As the lead power disappears uphill toward Wicopee, the mid train helper storms into view.

My HO scale SP Cascade Line seeks to provide a stage for recreating such scenes, serving as a tribute to the land and the people of Oregon and the SP.

The prototype Cascade Line was completed in 1926, spanning the then-existing gap between Oakridge above the Willamette Valley and Kirk on the east side of the Cascades, north of Klamath Falls.  This “Natron Cutoff” replaced the original Oregon mainline of the Siskiyou Line.  The new line reduced total distance, climb, gradient and curvature, providing the SP with a line better suited to the heavy forest products traffic that developed with the improved transportation.  The line between Eugene and Crescent Lake formed the Springfield Subdivision of the Portland Division of the SP.  With the 1964 reorganization into the Oregon Division, this section of railroad became the Cascade Subdivision.
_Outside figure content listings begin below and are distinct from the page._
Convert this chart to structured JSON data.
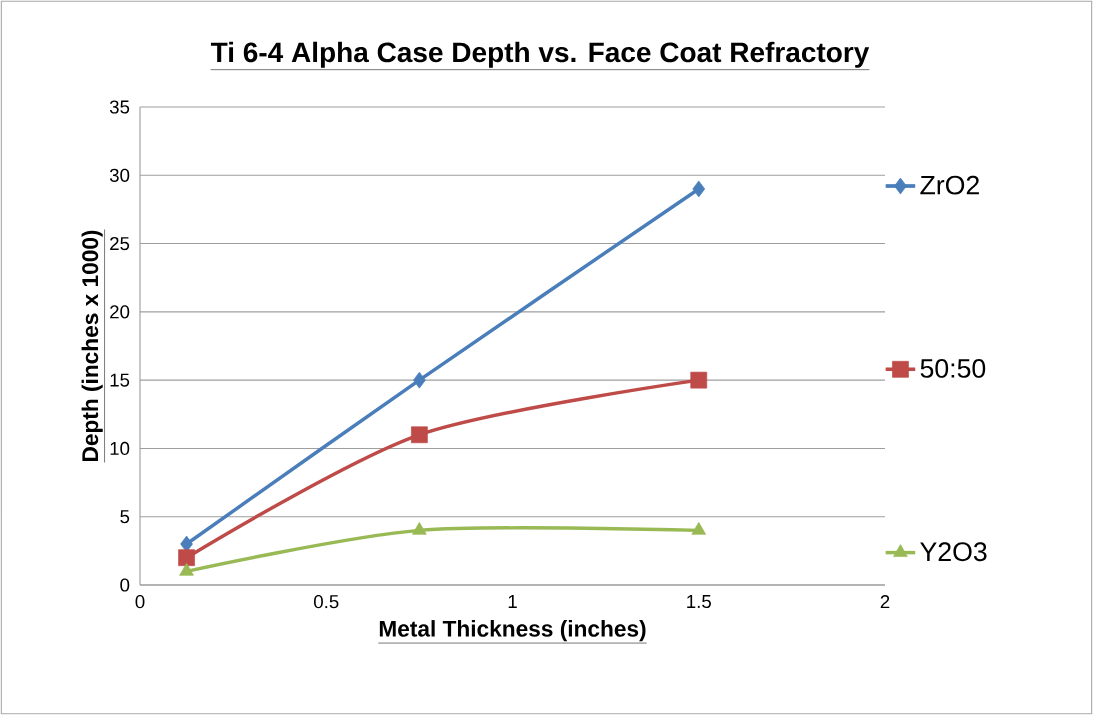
{
  "chart_data": {
    "type": "line",
    "title": "Ti 6-4   Alpha Case Depth vs. Face Coat Refractory",
    "xlabel": "Metal Thickness  (inches)",
    "ylabel": "Depth   (inches x 1000)",
    "x": [
      0.125,
      0.75,
      1.5
    ],
    "series": [
      {
        "name": "ZrO2",
        "color": "#4a7ebb",
        "marker": "diamond",
        "values": [
          3,
          15,
          29
        ]
      },
      {
        "name": "50:50",
        "color": "#be4b48",
        "marker": "square",
        "values": [
          2,
          11,
          15
        ]
      },
      {
        "name": "Y2O3",
        "color": "#98b954",
        "marker": "triangle",
        "values": [
          1,
          4,
          4
        ]
      }
    ],
    "xlim": [
      0,
      2
    ],
    "xticks": [
      0,
      0.5,
      1,
      1.5,
      2
    ],
    "ylim": [
      0,
      35
    ],
    "yticks": [
      0,
      5,
      10,
      15,
      20,
      25,
      30,
      35
    ],
    "grid": "y",
    "legend": "right"
  }
}
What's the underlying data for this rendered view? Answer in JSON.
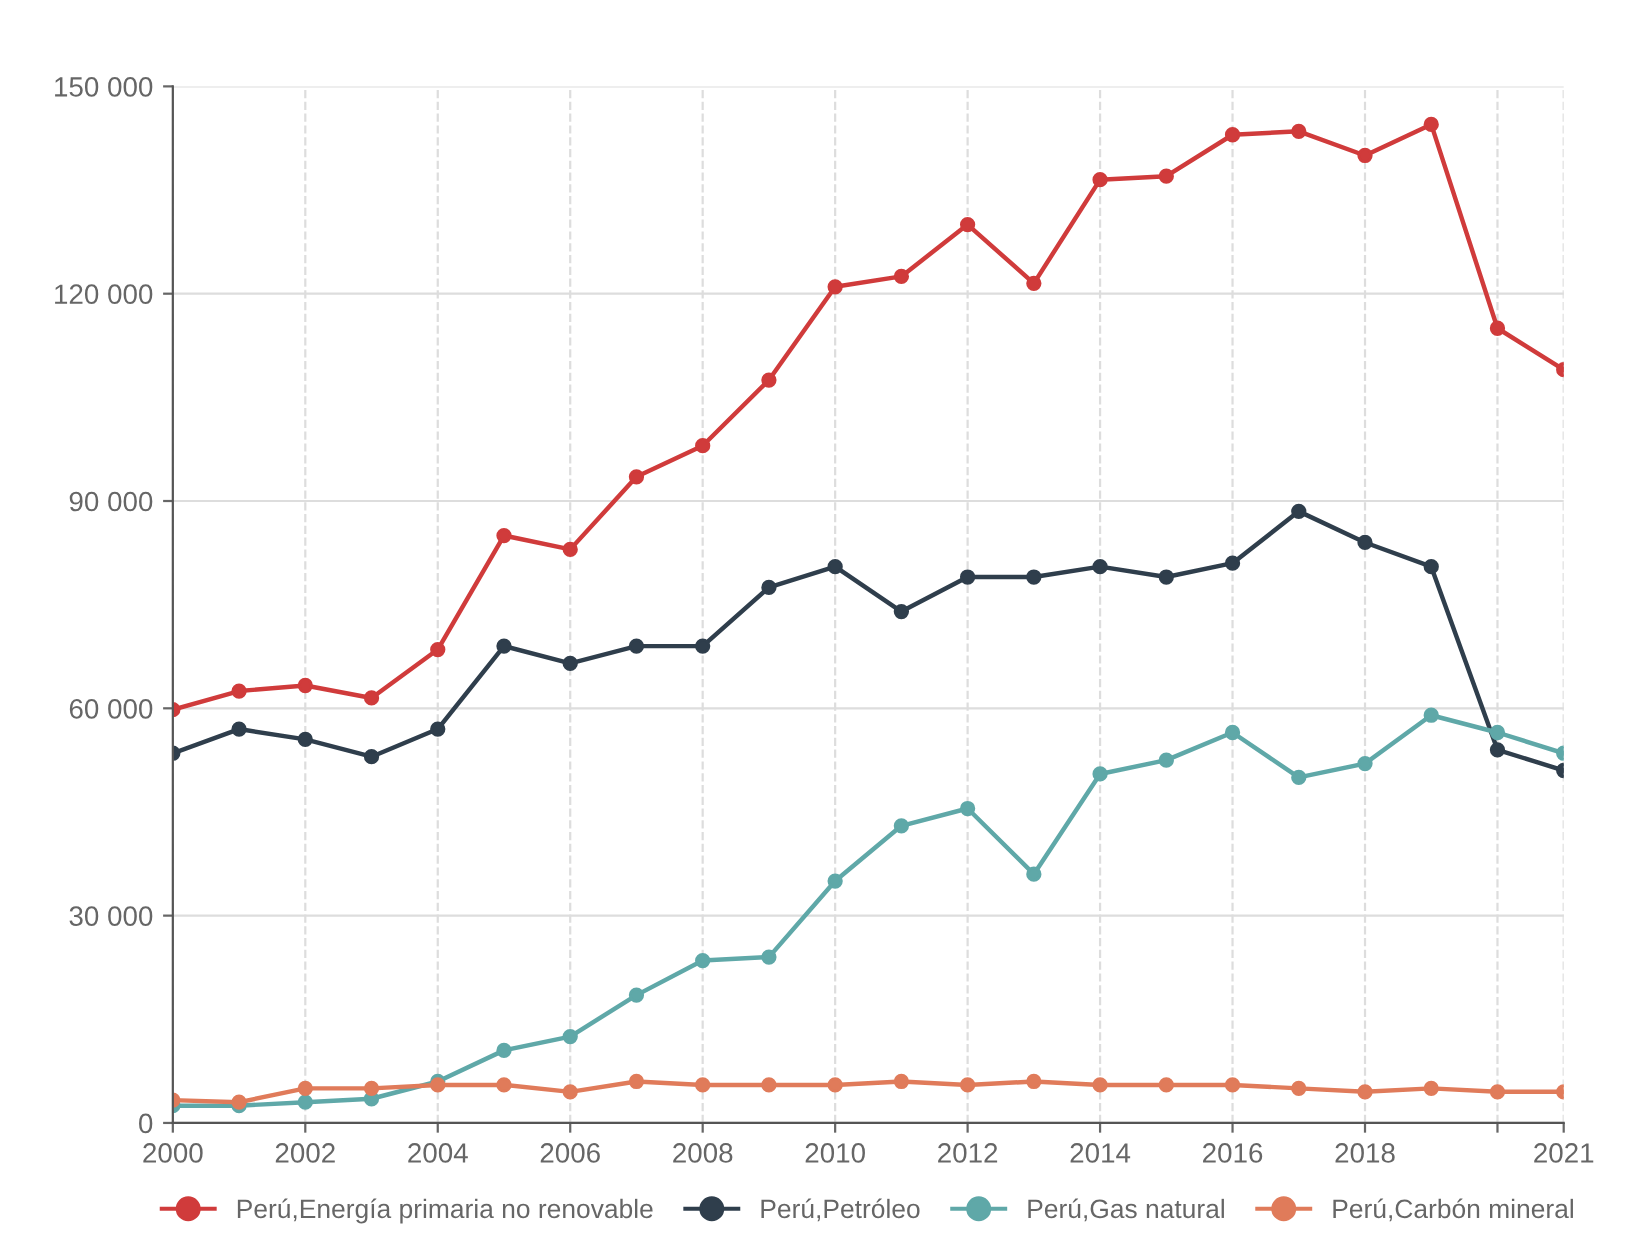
{
  "chart_data": {
    "type": "line",
    "x": [
      2000,
      2001,
      2002,
      2003,
      2004,
      2005,
      2006,
      2007,
      2008,
      2009,
      2010,
      2011,
      2012,
      2013,
      2014,
      2015,
      2016,
      2017,
      2018,
      2019,
      2020,
      2021
    ],
    "series": [
      {
        "name": "Perú,Energía primaria no renovable",
        "color": "#d03b3b",
        "values": [
          59800,
          62500,
          63300,
          61500,
          68500,
          85000,
          83000,
          93500,
          98000,
          107500,
          121000,
          122500,
          130000,
          121500,
          136500,
          137000,
          143000,
          143500,
          140000,
          144500,
          115000,
          109000
        ]
      },
      {
        "name": "Perú,Petróleo",
        "color": "#2f3e4c",
        "values": [
          53500,
          57000,
          55500,
          53000,
          57000,
          69000,
          66500,
          69000,
          69000,
          77500,
          80500,
          74000,
          79000,
          79000,
          80500,
          79000,
          81000,
          88500,
          84000,
          80500,
          54000,
          51000
        ]
      },
      {
        "name": "Perú,Gas natural",
        "color": "#5fa8a8",
        "values": [
          2500,
          2500,
          3000,
          3500,
          6000,
          10500,
          12500,
          18500,
          23500,
          24000,
          35000,
          43000,
          45500,
          36000,
          50500,
          52500,
          56500,
          50000,
          52000,
          59000,
          56500,
          53500
        ]
      },
      {
        "name": "Perú,Carbón mineral",
        "color": "#e07b5a",
        "values": [
          3300,
          3000,
          5000,
          5000,
          5500,
          5500,
          4500,
          6000,
          5500,
          5500,
          5500,
          6000,
          5500,
          6000,
          5500,
          5500,
          5500,
          5000,
          4500,
          5000,
          4500,
          4500
        ]
      }
    ],
    "xlim": [
      2000,
      2021
    ],
    "xticks": [
      2000,
      2002,
      2004,
      2006,
      2008,
      2010,
      2012,
      2014,
      2016,
      2018,
      {
        "value": 2020,
        "label": null
      },
      2021
    ],
    "ylim": [
      0,
      150000
    ],
    "yticks": [
      {
        "value": 0,
        "label": "0"
      },
      {
        "value": 30000,
        "label": "30 000"
      },
      {
        "value": 60000,
        "label": "60 000"
      },
      {
        "value": 90000,
        "label": "90 000"
      },
      {
        "value": 120000,
        "label": "120 000"
      },
      {
        "value": 150000,
        "label": "150 000"
      }
    ],
    "grid": true,
    "legend": "bottom",
    "marker": "circle",
    "line_style": "solid"
  }
}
My HO scale model railroad concentrates on the Springfield Subdivision between Eugene and Crescent Lake.  The layout schematic below shows the emphasis of station selections focused on the mountain grade between Oakridge and Cascade Summit. 

Stations were selected based on operational significance and are roughly evenly spaced up the Hill:

Oakridge: steam era helper station

McCredie Springs: Maintenance of Way base

Wicopee: major water stop and still the site of an operating water plug

Cruzatte: wheel cooling stop for downhill steam trains

Cascade Summit: top of the mountain grade

Wyes are used for turning locomotives at Oakridge and Cascade Summit. 

In addition to the helper locomotive facilities at Oakridge, two large lumber mills were served:  Pope and Talbot, just geographic east of town and Western Lumber at Westfir, just geographic west of town.

Springfield has long served as a major forest products industry hub and will do so on the model railroad.

Eugene provides a concentration of forest products, agricultural and other industries and served as a major operating hub for the Southern Pacific once the Natron Cutoff was completed.   Eugene provided major yard facilities for sorting freight and originating trains.  A difficult design challenge for the layout plan was to capture features of the historic Eugene RR facilities while keeping it within the layout space available and its function with respect to the rest of the model railroad.  A future post will describe many of those design choices.